3

In Intel's PinTool, you can print out the "instruction address" of every instruction in a program by using either IARG_INST_PTR or INS_Address. I've observed that running the same program at different point in time produces different instruction addresses for the exact same instructions. However, I would expect the addresses remain the same across runs. What's the root cause of this variation? I've attached two sample outputs below which show the OPCODE and instruction address of the first three instructions that are executed.

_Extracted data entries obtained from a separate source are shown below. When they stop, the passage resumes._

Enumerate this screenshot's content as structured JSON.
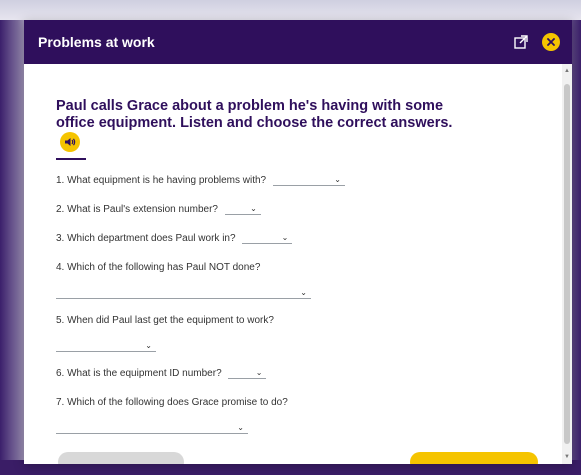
{
  "modal": {
    "title": "Problems at work"
  },
  "instruction": "Paul calls Grace about a problem he's having with some office equipment. Listen and choose the correct answers.",
  "questions": [
    {
      "text": "1. What equipment is he having problems with?",
      "value": ""
    },
    {
      "text": "2. What is Paul's extension number?",
      "value": ""
    },
    {
      "text": "3. Which department does Paul work in?",
      "value": ""
    },
    {
      "text": "4. Which of the following has Paul NOT done?",
      "value": ""
    },
    {
      "text": "5. When did Paul last get the equipment to work?",
      "value": ""
    },
    {
      "text": "6. What is the equipment ID number?",
      "value": ""
    },
    {
      "text": "7. Which of the following does Grace promise to do?",
      "value": ""
    }
  ],
  "icons": {
    "popout": "external-link-icon",
    "close": "close-icon",
    "audio": "speaker-icon"
  },
  "colors": {
    "header": "#2f0f5c",
    "accent": "#f5c400"
  }
}
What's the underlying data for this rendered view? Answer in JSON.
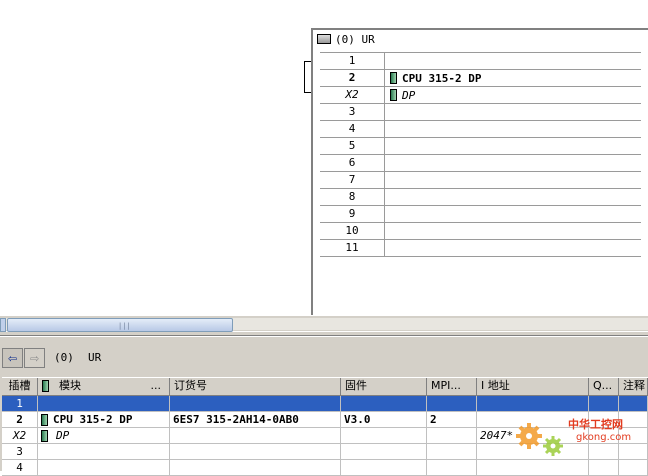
{
  "rack": {
    "title": "(0)  UR",
    "rows": [
      {
        "slot": "1",
        "module": ""
      },
      {
        "slot": "2",
        "module": "CPU 315-2 DP"
      },
      {
        "slot": "X2",
        "module": "DP"
      },
      {
        "slot": "3",
        "module": ""
      },
      {
        "slot": "4",
        "module": ""
      },
      {
        "slot": "5",
        "module": ""
      },
      {
        "slot": "6",
        "module": ""
      },
      {
        "slot": "7",
        "module": ""
      },
      {
        "slot": "8",
        "module": ""
      },
      {
        "slot": "9",
        "module": ""
      },
      {
        "slot": "10",
        "module": ""
      },
      {
        "slot": "11",
        "module": ""
      }
    ]
  },
  "scrollbar": {
    "grip": "|||"
  },
  "bottom": {
    "nav_back": "⇦",
    "nav_forward": "⇨",
    "path_station": "(0)",
    "path_rack": "UR",
    "columns": [
      "插槽",
      "模块",
      "订货号",
      "固件",
      "MPI...",
      "I 地址",
      "Q...",
      "注释"
    ],
    "module_dots": "...",
    "rows": [
      {
        "slot": "1",
        "module": "",
        "order": "",
        "firmware": "",
        "mpi": "",
        "i_addr": "",
        "q": "",
        "comment": ""
      },
      {
        "slot": "2",
        "module": "CPU 315-2 DP",
        "order": "6ES7 315-2AH14-0AB0",
        "firmware": "V3.0",
        "mpi": "2",
        "i_addr": "",
        "q": "",
        "comment": ""
      },
      {
        "slot": "X2",
        "module": "DP",
        "order": "",
        "firmware": "",
        "mpi": "",
        "i_addr": "2047*",
        "q": "",
        "comment": ""
      },
      {
        "slot": "3",
        "module": "",
        "order": "",
        "firmware": "",
        "mpi": "",
        "i_addr": "",
        "q": "",
        "comment": ""
      },
      {
        "slot": "4",
        "module": "",
        "order": "",
        "firmware": "",
        "mpi": "",
        "i_addr": "",
        "q": "",
        "comment": ""
      }
    ]
  },
  "watermark": {
    "line1": "中华工控网",
    "line2": "gkong.com"
  },
  "colors": {
    "selection": "#2c5fbf",
    "panel": "#d4d0c8",
    "watermark": "#e23b1f"
  }
}
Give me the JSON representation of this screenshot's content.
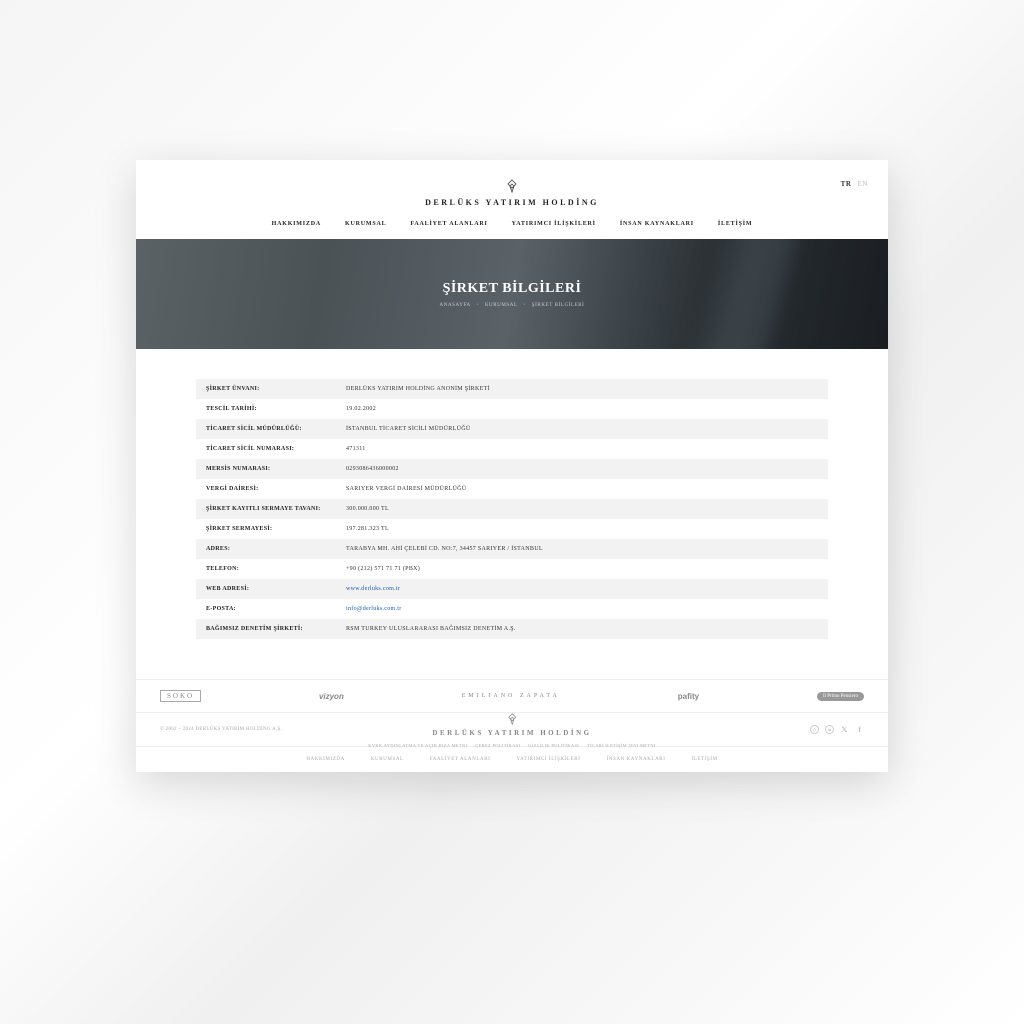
{
  "brand": "DERLÜKS YATIRIM HOLDİNG",
  "lang": {
    "tr": "TR",
    "en": "EN"
  },
  "nav": [
    "HAKKIMIZDA",
    "KURUMSAL",
    "FAALİYET ALANLARI",
    "YATIRIMCI İLİŞKİLERİ",
    "İNSAN KAYNAKLARI",
    "İLETİŞİM"
  ],
  "hero": {
    "title": "ŞİRKET BİLGİLERİ",
    "breadcrumb": [
      "ANASAYFA",
      "KURUMSAL",
      "ŞİRKET BİLGİLERİ"
    ]
  },
  "rows": [
    {
      "label": "ŞİRKET ÜNVANI:",
      "value": "DERLÜKS YATIRIM HOLDİNG ANONİM ŞİRKETİ"
    },
    {
      "label": "TESCİL TARİHİ:",
      "value": "19.02.2002"
    },
    {
      "label": "TİCARET SİCİL MÜDÜRLÜĞÜ:",
      "value": "İSTANBUL TİCARET SİCİLİ MÜDÜRLÜĞÜ"
    },
    {
      "label": "TİCARET SİCİL NUMARASI:",
      "value": "471311"
    },
    {
      "label": "MERSİS NUMARASI:",
      "value": "0293086436000002"
    },
    {
      "label": "VERGİ DAİRESİ:",
      "value": "SARIYER VERGİ DAİRESİ MÜDÜRLÜĞÜ"
    },
    {
      "label": "ŞİRKET KAYITLI SERMAYE TAVANI:",
      "value": "300.000.000 TL"
    },
    {
      "label": "ŞİRKET SERMAYESİ:",
      "value": "197.281.323 TL"
    },
    {
      "label": "ADRES:",
      "value": "TARABYA MH. AHİ ÇELEBİ CD. NO:7, 34457 SARIYER / İSTANBUL"
    },
    {
      "label": "TELEFON:",
      "value": "+90 (212) 571 71 71 (PBX)"
    },
    {
      "label": "WEB ADRESİ:",
      "value": "www.derluks.com.tr",
      "link": true
    },
    {
      "label": "E-POSTA:",
      "value": "info@derluks.com.tr",
      "link": true
    },
    {
      "label": "BAĞIMSIZ DENETİM ŞİRKETİ:",
      "value": "RSM TURKEY ULUSLARARASI BAĞIMSIZ DENETİM A.Ş."
    }
  ],
  "brands": {
    "soko": "SOKO",
    "vizyon": "vizyon",
    "ez": "EMILIANO ZAPATA",
    "pafity": "pafity",
    "pill": "Il Primo Pensiero"
  },
  "copyright": "© 2002 – 2024 DERLÜKS YATIRIM HOLDİNG A.Ş.",
  "legal": [
    "KVKK AYDINLATMA VE AÇIK RIZA METNİ",
    "ÇEREZ POLİTİKASI",
    "GİZLİLİK POLİTİKASI",
    "TİCARİ İLETİŞİM İZNİ METNİ"
  ]
}
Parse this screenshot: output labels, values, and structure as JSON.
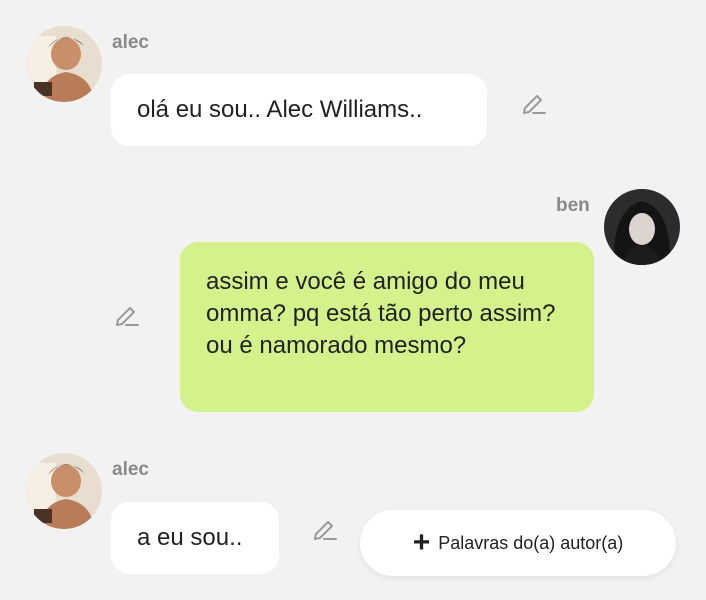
{
  "colors": {
    "background": "#f2f2f2",
    "bubble_incoming": "#ffffff",
    "bubble_outgoing": "#d4f28c",
    "sender_name": "#8a8a8a",
    "text": "#222222"
  },
  "messages": [
    {
      "sender": "alec",
      "text": "olá eu sou.. Alec Williams..",
      "side": "left"
    },
    {
      "sender": "ben",
      "text": "assim e você é amigo do meu omma? pq está tão perto assim? ou é namorado mesmo?",
      "side": "right"
    },
    {
      "sender": "alec",
      "text": "a eu sou..",
      "side": "left"
    }
  ],
  "icons": {
    "edit": "pencil-edit-icon",
    "add": "plus-icon"
  },
  "author_words_button": {
    "plus": "+",
    "label": "Palavras do(a) autor(a)"
  }
}
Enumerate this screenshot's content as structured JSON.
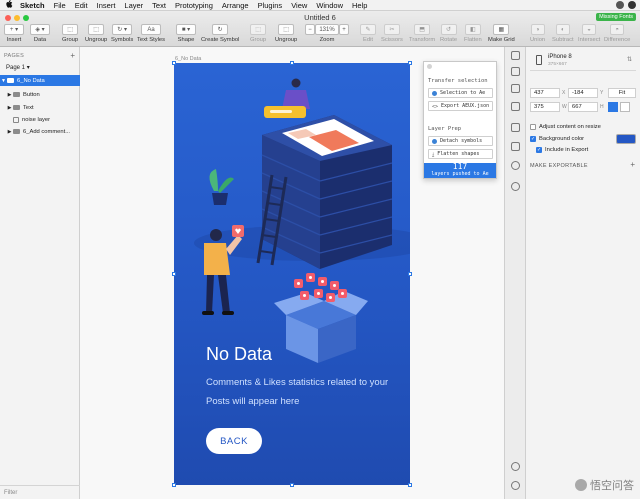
{
  "menubar": {
    "apple": "",
    "items": [
      "Sketch",
      "File",
      "Edit",
      "Insert",
      "Layer",
      "Text",
      "Prototyping",
      "Arrange",
      "Plugins",
      "View",
      "Window",
      "Help"
    ]
  },
  "window": {
    "title": "Untitled 6",
    "missing_fonts": "Missing Fonts"
  },
  "toolbar": {
    "insert": "Insert",
    "data": "Data",
    "group": "Group",
    "ungroup": "Ungroup",
    "symbols": "Symbols",
    "text_styles": "Text Styles",
    "text_styles_btn": "Aa",
    "shape": "Shape",
    "create_symbol": "Create Symbol",
    "group2": "Group",
    "ungroup2": "Ungroup",
    "zoom": "Zoom",
    "zoom_value": "131%",
    "zoom_minus": "−",
    "zoom_plus": "+",
    "edit": "Edit",
    "scissors": "Scissors",
    "transform": "Transform",
    "rotate": "Rotate",
    "flatten": "Flatten",
    "make_grid": "Make Grid",
    "union": "Union",
    "subtract": "Subtract",
    "intersect": "Intersect",
    "difference": "Difference"
  },
  "sidebar": {
    "pages_header": "PAGES",
    "page": "Page 1",
    "layers": [
      {
        "label": "6_No Data",
        "selected": true,
        "type": "artboard"
      },
      {
        "label": "Button",
        "selected": false,
        "type": "folder"
      },
      {
        "label": "Text",
        "selected": false,
        "type": "folder"
      },
      {
        "label": "noise layer",
        "selected": false,
        "type": "rect"
      },
      {
        "label": "6_Add comment...",
        "selected": false,
        "type": "folder"
      }
    ],
    "filter": "Filter"
  },
  "canvas": {
    "artboard_label": "6_No Data",
    "heading": "No Data",
    "description": "Comments & Likes statistics related to your Posts will appear here",
    "back_button": "BACK"
  },
  "plugin": {
    "section_transfer": "Transfer selection",
    "btn_selection": "Selection to Ae",
    "btn_export": "Export AEUX.json",
    "section_prep": "Layer Prep",
    "btn_detach": "Detach symbols",
    "btn_flatten": "Flatten shapes",
    "count": "117",
    "count_label": "layers pushed to Ae"
  },
  "inspector": {
    "device_name": "iPhone 8",
    "device_size": "375×667",
    "x": "437",
    "y": "-184",
    "w": "375",
    "h": "667",
    "x_label": "X",
    "y_label": "Y",
    "w_label": "W",
    "h_label": "H",
    "fit": "Fit",
    "adjust_content": "Adjust content on resize",
    "background_color": "Background color",
    "include_in_export": "Include in Export",
    "make_exportable": "MAKE EXPORTABLE",
    "bg_swatch": "#2457c4"
  },
  "watermark": "悟空问答",
  "colors": {
    "accent": "#2b78e4",
    "artboard_bg": "#2457c4",
    "traffic_red": "#fc5f57",
    "traffic_yellow": "#fdbc2e",
    "traffic_green": "#28c840"
  }
}
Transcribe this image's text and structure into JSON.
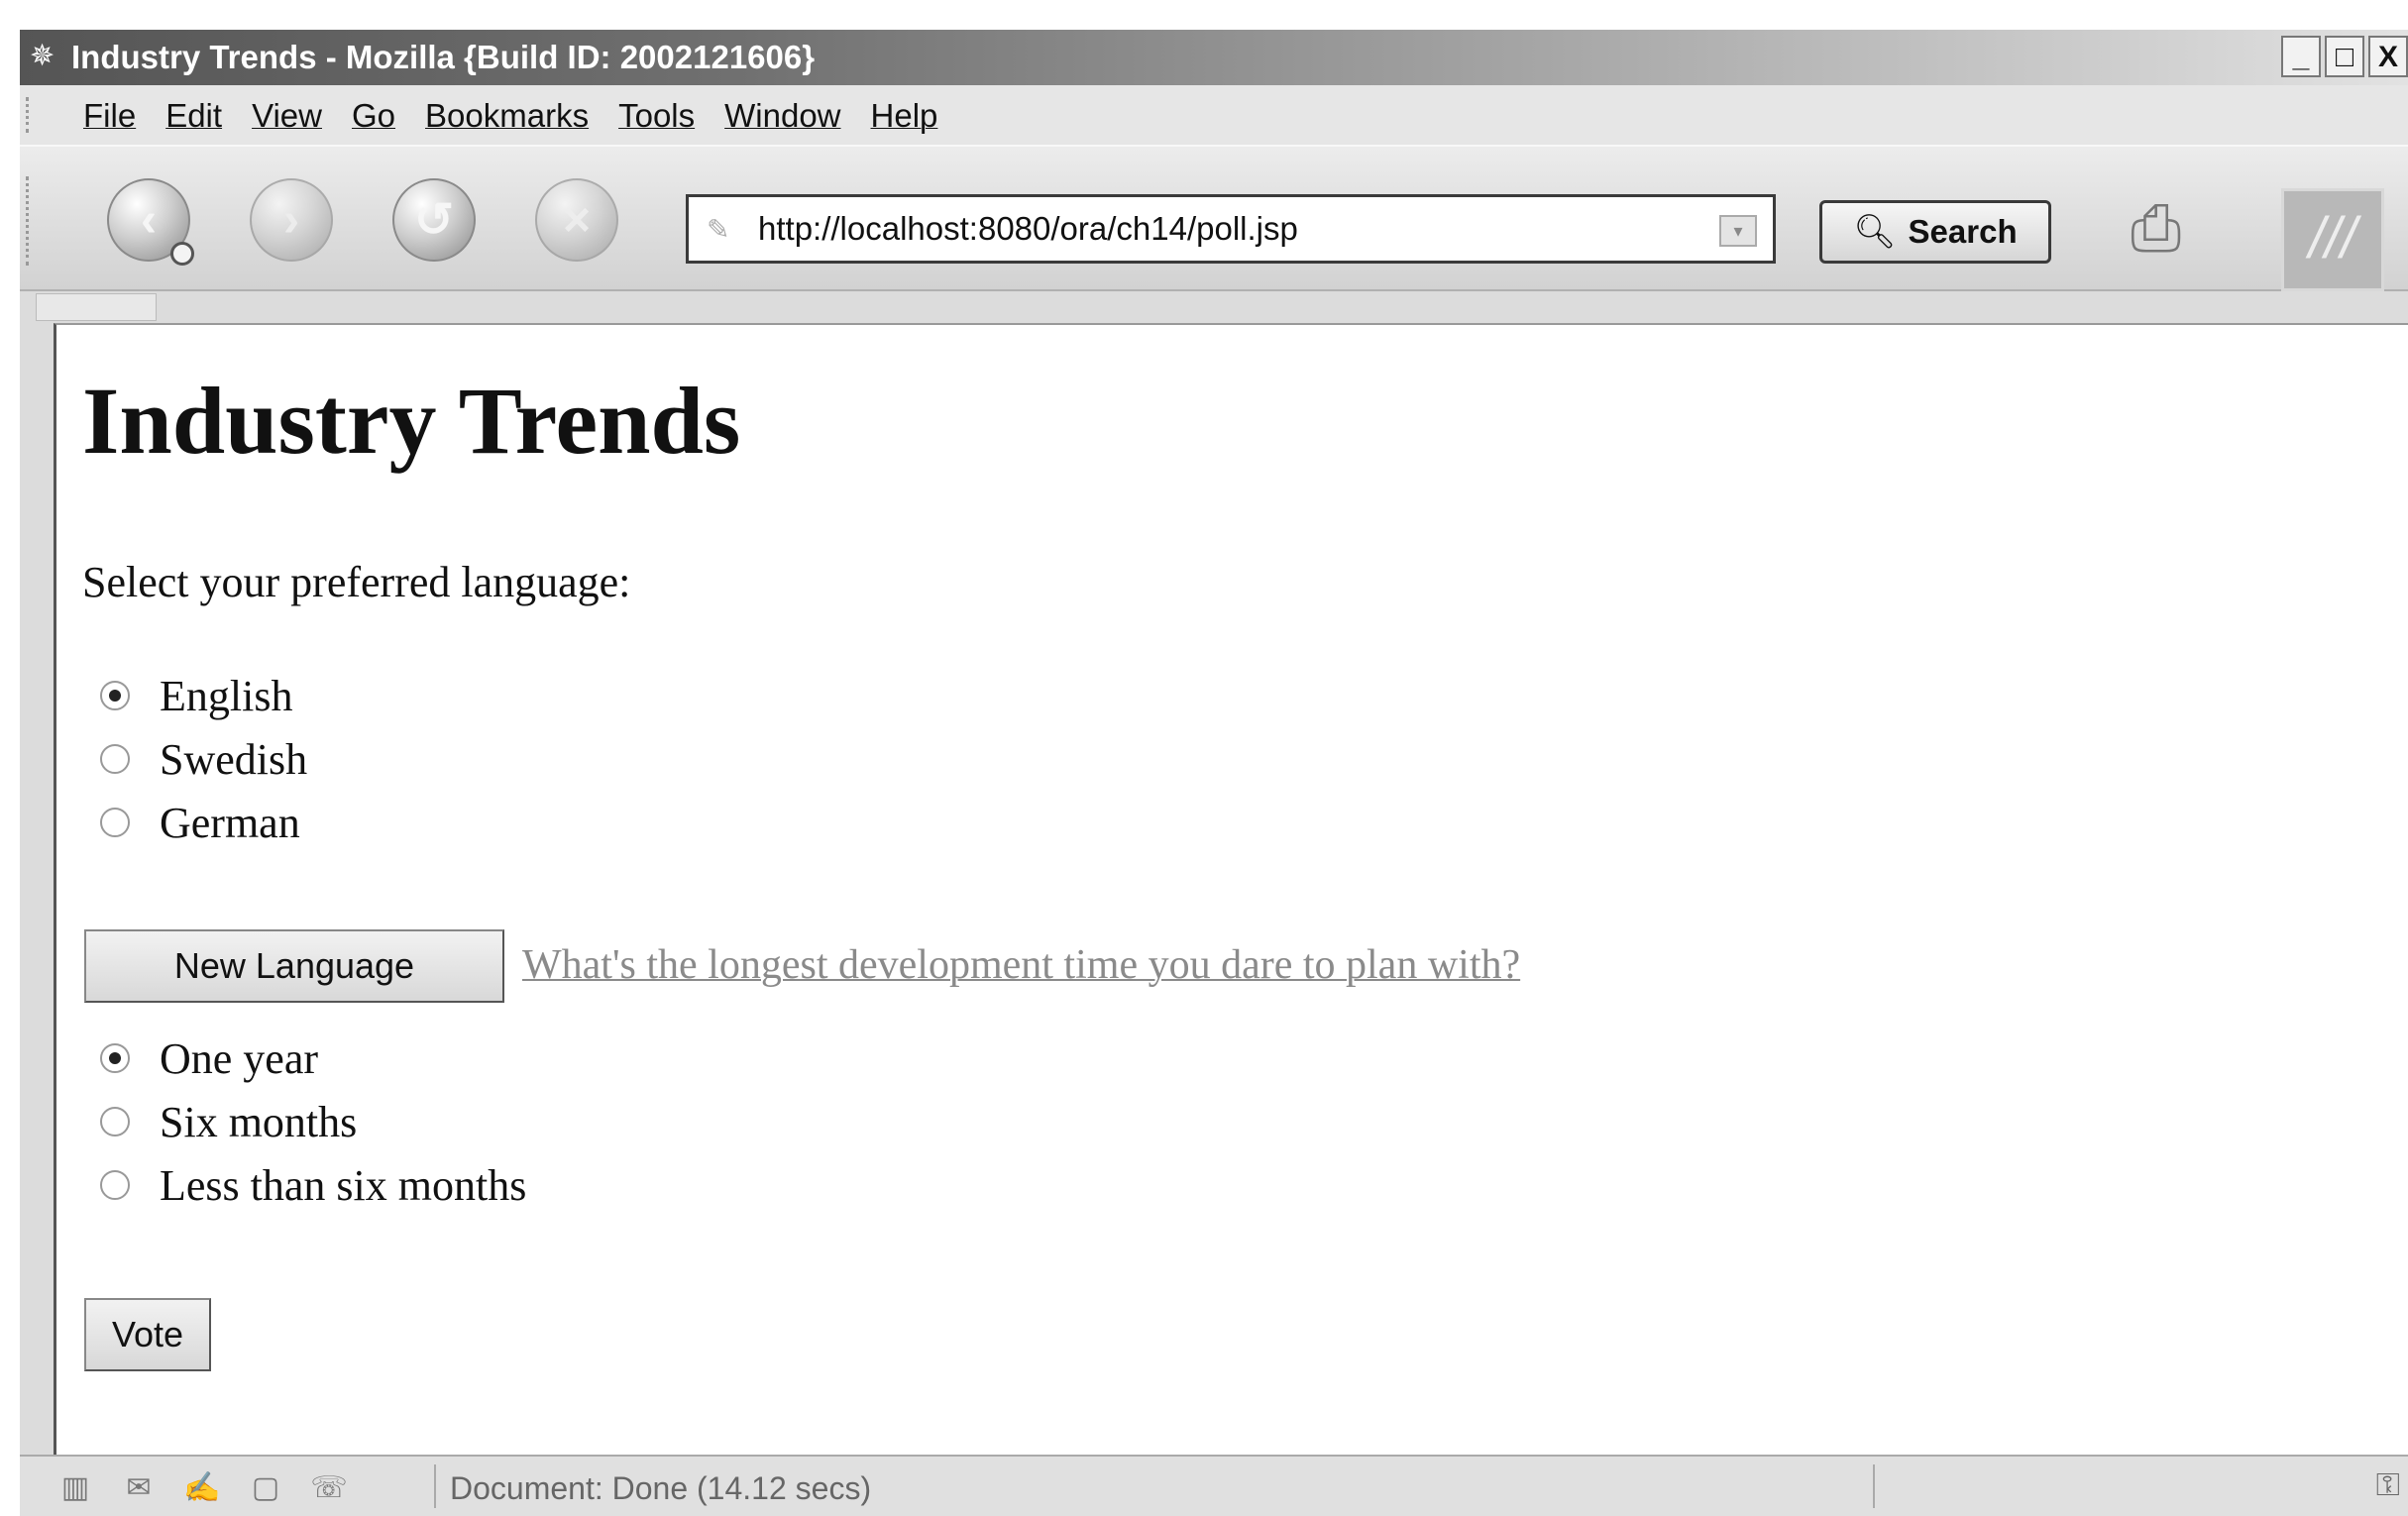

How would I find the PC of each instruction? Or the addresses as shown in OBJDUMP through PinTool?

--RUN1--

op:       MOV addr:0x00007fac87a8d2d0

op: CALL_NEAR addr:0x00007fac87a8d2d3

op:      PUSH addr:0x00007fac87a90a70

--RUN2--

op:       MOV addr:0x00007fc529f402d0

op: CALL_NEAR addr:0x00007fc529f402d3

op:      PUSH addr:0x00007fc529f43a70
Minar Mahmud
  • 2,577
  • 6
  • 20
  • 32
kc2uno
  • 1,141
  • 2
  • 12
  • 16
  • 1
    Unless you are running your program on some embedded microcontroller where it is **the only thing running**, then yes, the instruction pointer address **should** change between runs. On a normal computer, there are a myriad of programs starting/stopping all the time that effect where in memory your code is executed. – David C. Rankin Mar 27 '15 at 02:31
  • 1
    @david-c-rankin That doesn't seem like the right explanation. Your statement is true for *physical* instruction addresses but not for *virtual* instruction addresses. PinTool prints out the virtual addresses. – kaylum Mar 27 '15 at 02:51
  • 4
    My guess would be Address Space Layout Randomisation (ASLR). https://en.wikipedia.org/wiki/Address_space_layout_randomization – kaylum Mar 27 '15 at 02:52
  • Also gonna go with ASLR. – Ron Thompson Mar 27 '15 at 03:51
  • I added a (clumsy) way to correlate addresses from libraries to my answer. Sorry for being a bit rambling. – Ulfalizer Mar 27 '15 at 05:41

2 Answers2

4

(tl;dr version with a possible solution at the end.)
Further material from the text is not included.